Fisics – When you’re not scratching your head over the weird puzzles, the other thing you’ll be doing is some fairly dodgy platforming. We’re talking floaty physics with a cap F. At one point I climbed a bookshelf outside and floated off the map. I was then awarded an achievement, I can only assume for finding a glitch? Well that’s one way around quality control. There were also severe issues interacting with objects with several button pressed required to pick anything up. This wasn’t a one-off either. I had issues picking up every single item. If you do manage to pick something up, you can also throw it with varying results on whether they will land where the crosshair is showing or bounce off into oblivion.
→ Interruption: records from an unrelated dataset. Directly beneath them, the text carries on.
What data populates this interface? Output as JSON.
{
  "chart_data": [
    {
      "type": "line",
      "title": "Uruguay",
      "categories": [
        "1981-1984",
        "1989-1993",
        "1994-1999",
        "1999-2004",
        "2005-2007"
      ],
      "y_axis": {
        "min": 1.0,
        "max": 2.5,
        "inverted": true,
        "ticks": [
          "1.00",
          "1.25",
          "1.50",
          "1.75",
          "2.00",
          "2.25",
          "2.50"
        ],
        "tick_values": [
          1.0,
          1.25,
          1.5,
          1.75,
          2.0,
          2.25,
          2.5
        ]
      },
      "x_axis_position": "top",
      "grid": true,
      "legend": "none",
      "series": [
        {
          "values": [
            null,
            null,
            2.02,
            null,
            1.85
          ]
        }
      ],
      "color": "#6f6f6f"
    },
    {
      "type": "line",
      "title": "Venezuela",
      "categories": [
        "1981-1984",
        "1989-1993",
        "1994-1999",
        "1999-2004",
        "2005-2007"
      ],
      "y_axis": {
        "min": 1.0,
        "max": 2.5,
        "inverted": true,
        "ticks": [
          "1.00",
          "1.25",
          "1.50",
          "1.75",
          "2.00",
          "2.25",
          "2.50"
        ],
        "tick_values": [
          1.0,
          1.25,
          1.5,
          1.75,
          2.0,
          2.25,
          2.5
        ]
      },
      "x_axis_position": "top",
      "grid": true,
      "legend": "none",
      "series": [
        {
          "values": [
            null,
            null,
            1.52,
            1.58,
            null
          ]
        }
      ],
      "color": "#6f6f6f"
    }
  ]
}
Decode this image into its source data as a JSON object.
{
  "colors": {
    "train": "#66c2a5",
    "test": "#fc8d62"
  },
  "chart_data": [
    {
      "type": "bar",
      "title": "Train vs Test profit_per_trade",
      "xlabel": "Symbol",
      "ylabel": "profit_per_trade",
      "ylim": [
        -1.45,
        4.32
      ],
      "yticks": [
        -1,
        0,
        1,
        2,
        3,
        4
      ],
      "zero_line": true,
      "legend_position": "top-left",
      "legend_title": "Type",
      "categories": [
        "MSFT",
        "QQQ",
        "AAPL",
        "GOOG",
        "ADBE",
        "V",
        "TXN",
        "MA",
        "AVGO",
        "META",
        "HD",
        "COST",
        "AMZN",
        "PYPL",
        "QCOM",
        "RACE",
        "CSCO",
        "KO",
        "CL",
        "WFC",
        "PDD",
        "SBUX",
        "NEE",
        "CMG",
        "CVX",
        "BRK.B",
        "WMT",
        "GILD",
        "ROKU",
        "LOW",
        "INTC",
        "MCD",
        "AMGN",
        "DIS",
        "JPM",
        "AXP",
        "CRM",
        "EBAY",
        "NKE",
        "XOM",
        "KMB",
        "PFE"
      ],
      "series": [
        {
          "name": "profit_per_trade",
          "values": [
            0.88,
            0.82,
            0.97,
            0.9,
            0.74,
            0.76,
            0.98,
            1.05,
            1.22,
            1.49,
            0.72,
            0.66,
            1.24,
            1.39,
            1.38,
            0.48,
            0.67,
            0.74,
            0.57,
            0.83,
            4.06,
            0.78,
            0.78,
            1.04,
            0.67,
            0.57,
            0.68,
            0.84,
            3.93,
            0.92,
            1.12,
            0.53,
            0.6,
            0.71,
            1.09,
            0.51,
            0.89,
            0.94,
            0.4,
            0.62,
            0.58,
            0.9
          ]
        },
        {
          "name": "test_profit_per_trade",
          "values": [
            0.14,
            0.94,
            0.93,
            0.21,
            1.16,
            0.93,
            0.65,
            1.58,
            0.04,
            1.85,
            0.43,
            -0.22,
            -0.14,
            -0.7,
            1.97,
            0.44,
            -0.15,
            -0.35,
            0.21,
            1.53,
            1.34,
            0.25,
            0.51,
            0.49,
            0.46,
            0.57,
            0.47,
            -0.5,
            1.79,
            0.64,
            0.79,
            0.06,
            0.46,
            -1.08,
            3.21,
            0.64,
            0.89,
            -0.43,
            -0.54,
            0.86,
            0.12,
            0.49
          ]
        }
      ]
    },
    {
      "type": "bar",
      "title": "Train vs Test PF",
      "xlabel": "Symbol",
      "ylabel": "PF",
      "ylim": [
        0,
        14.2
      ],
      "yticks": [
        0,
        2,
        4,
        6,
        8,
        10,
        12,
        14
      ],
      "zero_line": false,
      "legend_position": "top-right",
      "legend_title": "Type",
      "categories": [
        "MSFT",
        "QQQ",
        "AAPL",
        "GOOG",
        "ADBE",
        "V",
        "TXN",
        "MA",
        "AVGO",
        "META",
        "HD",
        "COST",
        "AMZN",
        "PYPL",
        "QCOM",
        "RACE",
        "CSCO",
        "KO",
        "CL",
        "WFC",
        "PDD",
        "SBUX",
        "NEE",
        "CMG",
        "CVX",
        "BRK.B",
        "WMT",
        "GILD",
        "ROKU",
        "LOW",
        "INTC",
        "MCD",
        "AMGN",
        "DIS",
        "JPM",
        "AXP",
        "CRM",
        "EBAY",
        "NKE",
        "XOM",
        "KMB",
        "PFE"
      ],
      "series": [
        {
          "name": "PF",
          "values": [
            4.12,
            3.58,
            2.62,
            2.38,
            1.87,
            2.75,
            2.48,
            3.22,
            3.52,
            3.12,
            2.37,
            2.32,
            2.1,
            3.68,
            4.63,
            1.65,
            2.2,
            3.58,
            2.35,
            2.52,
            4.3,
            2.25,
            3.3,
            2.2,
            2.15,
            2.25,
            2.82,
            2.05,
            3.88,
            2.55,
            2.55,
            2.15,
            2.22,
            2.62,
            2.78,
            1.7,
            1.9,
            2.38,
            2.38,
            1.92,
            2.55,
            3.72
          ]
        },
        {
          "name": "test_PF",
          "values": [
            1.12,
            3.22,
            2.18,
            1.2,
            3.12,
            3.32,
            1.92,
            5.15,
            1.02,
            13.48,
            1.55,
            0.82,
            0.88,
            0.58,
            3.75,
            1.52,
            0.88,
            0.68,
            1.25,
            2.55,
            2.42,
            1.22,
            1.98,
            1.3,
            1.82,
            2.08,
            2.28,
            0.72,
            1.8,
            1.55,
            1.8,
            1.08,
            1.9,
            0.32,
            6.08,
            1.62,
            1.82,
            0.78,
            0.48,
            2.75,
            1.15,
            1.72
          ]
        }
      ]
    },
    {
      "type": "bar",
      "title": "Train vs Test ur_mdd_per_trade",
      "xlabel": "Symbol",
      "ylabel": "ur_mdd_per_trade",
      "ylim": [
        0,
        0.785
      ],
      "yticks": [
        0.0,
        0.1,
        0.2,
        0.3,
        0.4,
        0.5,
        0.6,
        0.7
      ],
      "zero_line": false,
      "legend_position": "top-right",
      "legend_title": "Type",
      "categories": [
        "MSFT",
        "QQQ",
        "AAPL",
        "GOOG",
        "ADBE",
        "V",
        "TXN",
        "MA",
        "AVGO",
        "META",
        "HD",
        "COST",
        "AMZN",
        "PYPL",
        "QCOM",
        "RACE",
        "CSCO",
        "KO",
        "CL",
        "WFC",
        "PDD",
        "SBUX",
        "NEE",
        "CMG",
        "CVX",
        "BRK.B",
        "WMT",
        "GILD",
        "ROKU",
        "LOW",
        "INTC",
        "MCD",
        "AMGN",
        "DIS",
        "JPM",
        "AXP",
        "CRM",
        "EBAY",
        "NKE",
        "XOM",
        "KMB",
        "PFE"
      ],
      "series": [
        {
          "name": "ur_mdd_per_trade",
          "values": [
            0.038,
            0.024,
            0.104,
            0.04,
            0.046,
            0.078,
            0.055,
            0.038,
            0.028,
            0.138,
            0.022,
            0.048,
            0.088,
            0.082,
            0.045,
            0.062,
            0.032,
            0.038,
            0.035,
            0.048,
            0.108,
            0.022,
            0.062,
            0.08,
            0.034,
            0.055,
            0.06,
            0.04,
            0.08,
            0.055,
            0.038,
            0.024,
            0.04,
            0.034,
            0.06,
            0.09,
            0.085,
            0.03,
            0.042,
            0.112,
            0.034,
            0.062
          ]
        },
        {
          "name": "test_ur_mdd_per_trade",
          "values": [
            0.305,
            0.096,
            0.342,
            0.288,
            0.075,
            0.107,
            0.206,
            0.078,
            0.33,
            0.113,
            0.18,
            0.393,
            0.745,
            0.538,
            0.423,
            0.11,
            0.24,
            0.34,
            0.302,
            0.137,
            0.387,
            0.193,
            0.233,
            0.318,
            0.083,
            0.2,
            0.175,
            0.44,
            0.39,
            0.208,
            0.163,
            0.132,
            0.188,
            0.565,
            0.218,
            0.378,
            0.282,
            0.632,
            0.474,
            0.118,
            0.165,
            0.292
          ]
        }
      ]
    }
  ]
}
Poorly presented – Sound effects are glitchy and unnatural with frequent audio popping noises to be heard. Your own footsteps are ridiculously loud yet apparently inaudible to the Neighbor, and similarly the range of the sound effects is totally off and completely unreliable. For example, you are able to hear the Neighbor breathe or grunt loudly only to find out he’s actually several rooms away. This all makes sneaking an exercise in guesswork, which considering this is the bread and butter of a stealth game, makes it completely unforgivable. Equally the cartoony graphics, while pleasant enough, are overly simplistic with some items being largely indeterminable in nature. Since the button presses were so glitchy and unresponsive, this meant it was often difficult to tell whether you were even supposed to be able interact certain things.
Hello Neighbor has been through several alpha builds on PC, yet on Xbox One we’re going straight to a full release. However, in its current state with distinct lack of polish and muddled gameplay it feels more like a demo or a modders pet project than anything that should be sat on the Xbox One store. The skeptic in me also suspects that the obscure puzzle design was a deliberate choice to force some hype around the game, as players reach out to internet forums or hit YouTube to watch the many let’s play videos doing the rounds for some answers. However, unless you are a streamer yourself or of an age where you can’t play real horror games, I can’t honestly recommend this to anyone.
Score: No Appeal
Hello Neighbor was developed by Dynamic Pixels and published by tinyBuild on Xbox One. The game released on December 8, 2017, for $29.99. A copy of the game was provided for review purposes.